Again she shook her head, with an odd expression growing upon her face--anxiety, distress, just what Lee could not exactly decide. But as she made no explanation, he gave her a hand and swung her upon d.i.c.k, after which he handed her the reins and advanced the hope that she should arrive home without further misadventure.

She made no move to depart, however, but sat regarding the engineer.

"I was at your house," she stated, finally.

"To see me?"

"To find you, or someone, who could help me. When my horse went lame near the ford, I found that he had picked up a stone which I couldn't remove. So I led him to your house, seeking a.s.sistance. When I reached there----"

She stopped in her recital, compressing her lips and gazing off across the sagebrush.

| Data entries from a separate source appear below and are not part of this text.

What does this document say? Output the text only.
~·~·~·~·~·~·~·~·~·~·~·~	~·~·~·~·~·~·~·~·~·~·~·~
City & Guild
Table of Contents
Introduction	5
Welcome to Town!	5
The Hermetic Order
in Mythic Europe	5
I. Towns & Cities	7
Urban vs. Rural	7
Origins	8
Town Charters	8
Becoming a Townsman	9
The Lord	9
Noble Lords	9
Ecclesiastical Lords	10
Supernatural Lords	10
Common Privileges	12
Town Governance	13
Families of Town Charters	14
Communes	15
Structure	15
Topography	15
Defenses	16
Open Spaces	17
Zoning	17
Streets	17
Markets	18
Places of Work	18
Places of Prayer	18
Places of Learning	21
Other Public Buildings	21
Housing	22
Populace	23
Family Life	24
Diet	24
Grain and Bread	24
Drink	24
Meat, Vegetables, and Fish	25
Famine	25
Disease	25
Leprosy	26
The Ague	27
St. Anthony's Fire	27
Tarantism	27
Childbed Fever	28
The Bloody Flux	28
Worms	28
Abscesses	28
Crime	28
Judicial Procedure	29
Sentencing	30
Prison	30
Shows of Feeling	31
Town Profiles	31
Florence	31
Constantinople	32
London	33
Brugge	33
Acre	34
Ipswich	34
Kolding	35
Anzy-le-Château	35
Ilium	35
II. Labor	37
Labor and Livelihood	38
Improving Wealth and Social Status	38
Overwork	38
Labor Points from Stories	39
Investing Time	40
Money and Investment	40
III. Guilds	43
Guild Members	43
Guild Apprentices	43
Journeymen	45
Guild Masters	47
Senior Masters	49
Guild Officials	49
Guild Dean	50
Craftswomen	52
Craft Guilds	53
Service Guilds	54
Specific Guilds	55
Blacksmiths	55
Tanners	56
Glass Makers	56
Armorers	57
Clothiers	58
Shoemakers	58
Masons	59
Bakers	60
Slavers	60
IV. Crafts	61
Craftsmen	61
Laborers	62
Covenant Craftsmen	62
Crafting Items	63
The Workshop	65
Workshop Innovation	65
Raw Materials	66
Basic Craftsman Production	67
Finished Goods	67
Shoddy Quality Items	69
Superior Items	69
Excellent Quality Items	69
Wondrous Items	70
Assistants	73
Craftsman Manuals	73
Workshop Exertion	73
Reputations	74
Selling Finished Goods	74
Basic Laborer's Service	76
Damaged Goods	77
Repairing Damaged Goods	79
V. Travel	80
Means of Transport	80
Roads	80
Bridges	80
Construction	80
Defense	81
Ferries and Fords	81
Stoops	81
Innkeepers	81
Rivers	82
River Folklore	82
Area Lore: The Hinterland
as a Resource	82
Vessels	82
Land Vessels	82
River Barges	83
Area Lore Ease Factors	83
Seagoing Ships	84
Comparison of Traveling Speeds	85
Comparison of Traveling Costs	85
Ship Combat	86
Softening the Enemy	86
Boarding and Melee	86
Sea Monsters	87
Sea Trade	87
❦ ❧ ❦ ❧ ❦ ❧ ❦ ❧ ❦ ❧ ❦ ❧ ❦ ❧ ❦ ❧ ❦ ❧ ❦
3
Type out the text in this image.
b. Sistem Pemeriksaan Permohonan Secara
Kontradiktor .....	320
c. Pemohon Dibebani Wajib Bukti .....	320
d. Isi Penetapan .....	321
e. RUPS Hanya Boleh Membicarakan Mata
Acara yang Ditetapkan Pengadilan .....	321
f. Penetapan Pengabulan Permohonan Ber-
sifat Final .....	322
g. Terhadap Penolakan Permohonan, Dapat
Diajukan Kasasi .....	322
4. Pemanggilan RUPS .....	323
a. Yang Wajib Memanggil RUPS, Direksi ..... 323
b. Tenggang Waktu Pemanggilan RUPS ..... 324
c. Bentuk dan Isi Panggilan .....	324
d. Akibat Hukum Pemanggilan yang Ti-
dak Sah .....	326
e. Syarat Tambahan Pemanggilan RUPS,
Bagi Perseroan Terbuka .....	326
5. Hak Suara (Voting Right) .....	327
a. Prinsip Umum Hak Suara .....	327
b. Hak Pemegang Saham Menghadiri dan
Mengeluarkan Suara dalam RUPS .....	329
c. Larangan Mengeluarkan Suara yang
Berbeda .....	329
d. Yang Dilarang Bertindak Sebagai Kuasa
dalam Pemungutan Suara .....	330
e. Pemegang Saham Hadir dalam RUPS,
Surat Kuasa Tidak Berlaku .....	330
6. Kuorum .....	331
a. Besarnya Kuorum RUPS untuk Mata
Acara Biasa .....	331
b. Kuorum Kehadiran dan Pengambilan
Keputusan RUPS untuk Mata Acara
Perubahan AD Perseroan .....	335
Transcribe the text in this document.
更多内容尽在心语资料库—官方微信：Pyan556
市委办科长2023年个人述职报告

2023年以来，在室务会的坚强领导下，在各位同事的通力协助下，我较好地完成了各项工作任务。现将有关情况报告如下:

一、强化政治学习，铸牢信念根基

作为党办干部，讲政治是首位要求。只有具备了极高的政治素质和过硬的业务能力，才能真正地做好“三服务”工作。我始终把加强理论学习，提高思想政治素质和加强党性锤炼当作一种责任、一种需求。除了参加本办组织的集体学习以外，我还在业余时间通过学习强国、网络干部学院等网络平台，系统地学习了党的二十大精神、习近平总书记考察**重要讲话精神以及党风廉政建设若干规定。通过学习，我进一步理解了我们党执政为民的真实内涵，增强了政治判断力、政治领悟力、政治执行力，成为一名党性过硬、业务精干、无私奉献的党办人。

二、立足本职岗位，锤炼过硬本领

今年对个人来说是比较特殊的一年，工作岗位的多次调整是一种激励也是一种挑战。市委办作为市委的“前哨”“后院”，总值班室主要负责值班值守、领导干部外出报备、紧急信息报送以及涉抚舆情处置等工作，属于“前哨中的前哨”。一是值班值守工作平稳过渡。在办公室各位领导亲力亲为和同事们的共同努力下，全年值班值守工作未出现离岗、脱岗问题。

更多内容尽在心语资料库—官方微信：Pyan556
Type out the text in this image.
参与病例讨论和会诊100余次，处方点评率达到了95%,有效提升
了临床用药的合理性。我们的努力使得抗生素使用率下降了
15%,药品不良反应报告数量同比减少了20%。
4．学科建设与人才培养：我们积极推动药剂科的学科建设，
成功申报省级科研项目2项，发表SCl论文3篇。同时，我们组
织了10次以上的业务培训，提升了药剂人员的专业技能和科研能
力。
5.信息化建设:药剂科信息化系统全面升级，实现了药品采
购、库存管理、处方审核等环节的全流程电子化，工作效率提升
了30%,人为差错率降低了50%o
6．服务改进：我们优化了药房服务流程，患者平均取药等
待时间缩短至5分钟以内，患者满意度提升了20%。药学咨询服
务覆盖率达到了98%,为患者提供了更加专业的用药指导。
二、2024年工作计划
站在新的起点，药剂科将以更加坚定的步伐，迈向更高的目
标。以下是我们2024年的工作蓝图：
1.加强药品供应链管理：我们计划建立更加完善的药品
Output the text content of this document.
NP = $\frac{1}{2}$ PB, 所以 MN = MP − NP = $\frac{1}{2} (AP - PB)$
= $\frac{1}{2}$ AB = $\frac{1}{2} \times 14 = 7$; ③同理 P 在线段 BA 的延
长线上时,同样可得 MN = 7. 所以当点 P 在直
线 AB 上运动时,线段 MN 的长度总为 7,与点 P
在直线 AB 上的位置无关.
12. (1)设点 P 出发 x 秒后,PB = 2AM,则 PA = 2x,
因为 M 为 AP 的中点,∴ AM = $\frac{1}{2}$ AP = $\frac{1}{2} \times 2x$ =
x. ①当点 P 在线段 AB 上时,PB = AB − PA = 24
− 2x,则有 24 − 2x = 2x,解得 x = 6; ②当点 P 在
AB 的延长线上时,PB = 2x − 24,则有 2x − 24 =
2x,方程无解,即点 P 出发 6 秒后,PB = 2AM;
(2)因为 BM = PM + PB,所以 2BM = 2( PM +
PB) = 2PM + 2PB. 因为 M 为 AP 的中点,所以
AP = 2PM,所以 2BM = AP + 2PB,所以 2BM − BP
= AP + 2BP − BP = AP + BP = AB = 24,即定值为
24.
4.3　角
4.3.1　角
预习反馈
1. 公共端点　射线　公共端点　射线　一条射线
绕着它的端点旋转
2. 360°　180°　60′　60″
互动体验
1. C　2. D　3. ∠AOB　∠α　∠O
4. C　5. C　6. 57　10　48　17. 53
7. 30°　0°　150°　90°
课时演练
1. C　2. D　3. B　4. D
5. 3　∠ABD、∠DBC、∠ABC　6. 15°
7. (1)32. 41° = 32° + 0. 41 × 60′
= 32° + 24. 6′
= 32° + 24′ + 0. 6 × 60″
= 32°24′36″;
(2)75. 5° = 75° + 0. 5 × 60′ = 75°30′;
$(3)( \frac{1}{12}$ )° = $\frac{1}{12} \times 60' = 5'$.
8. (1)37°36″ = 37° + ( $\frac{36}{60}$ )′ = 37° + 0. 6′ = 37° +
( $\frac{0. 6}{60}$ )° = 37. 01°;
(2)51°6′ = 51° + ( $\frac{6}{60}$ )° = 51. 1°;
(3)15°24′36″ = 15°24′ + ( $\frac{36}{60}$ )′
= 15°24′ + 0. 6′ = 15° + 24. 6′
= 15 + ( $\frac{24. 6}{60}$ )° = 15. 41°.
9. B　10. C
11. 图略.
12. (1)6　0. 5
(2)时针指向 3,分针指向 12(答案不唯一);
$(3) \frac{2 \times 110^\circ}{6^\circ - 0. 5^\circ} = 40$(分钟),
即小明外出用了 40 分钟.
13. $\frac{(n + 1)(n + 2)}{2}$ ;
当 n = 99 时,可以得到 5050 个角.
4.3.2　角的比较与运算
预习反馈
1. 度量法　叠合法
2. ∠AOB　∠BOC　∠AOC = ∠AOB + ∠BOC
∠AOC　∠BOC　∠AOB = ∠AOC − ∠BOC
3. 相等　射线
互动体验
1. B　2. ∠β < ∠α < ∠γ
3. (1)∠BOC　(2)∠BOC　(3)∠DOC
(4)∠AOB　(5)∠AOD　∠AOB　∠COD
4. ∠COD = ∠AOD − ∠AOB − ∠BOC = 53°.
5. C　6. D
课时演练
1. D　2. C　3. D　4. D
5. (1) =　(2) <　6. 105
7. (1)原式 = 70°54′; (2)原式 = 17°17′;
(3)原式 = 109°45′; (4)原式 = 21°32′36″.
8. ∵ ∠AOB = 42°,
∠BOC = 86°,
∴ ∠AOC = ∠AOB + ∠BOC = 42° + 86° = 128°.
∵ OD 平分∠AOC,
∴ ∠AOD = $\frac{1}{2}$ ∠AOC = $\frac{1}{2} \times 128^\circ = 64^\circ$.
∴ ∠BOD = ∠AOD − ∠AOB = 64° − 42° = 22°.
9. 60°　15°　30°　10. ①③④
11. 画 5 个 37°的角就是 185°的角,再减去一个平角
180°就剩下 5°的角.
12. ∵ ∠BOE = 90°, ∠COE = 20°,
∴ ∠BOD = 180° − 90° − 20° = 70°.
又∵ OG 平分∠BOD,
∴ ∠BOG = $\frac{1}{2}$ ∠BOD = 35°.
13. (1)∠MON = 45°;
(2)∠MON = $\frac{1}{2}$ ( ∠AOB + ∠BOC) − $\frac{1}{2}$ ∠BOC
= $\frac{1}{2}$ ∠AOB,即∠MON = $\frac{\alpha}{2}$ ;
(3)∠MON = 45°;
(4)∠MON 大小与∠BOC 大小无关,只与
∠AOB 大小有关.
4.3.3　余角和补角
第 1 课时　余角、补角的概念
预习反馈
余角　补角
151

"Well?" the engineer encouraged.

"When I reached there, I heard a dog whining."

Bryant stiffened.

"I left my dog Mike behind," said he.

"The sound was really more like a moaning," she went on. "At first I could see nothing, but when I looked everywhere I found that it came from one of the three cottonwood trees. Somebody had hurt him, and the poor creature was suffering terribly. I--I can hardly tell what had been done to him!" And she shuddered.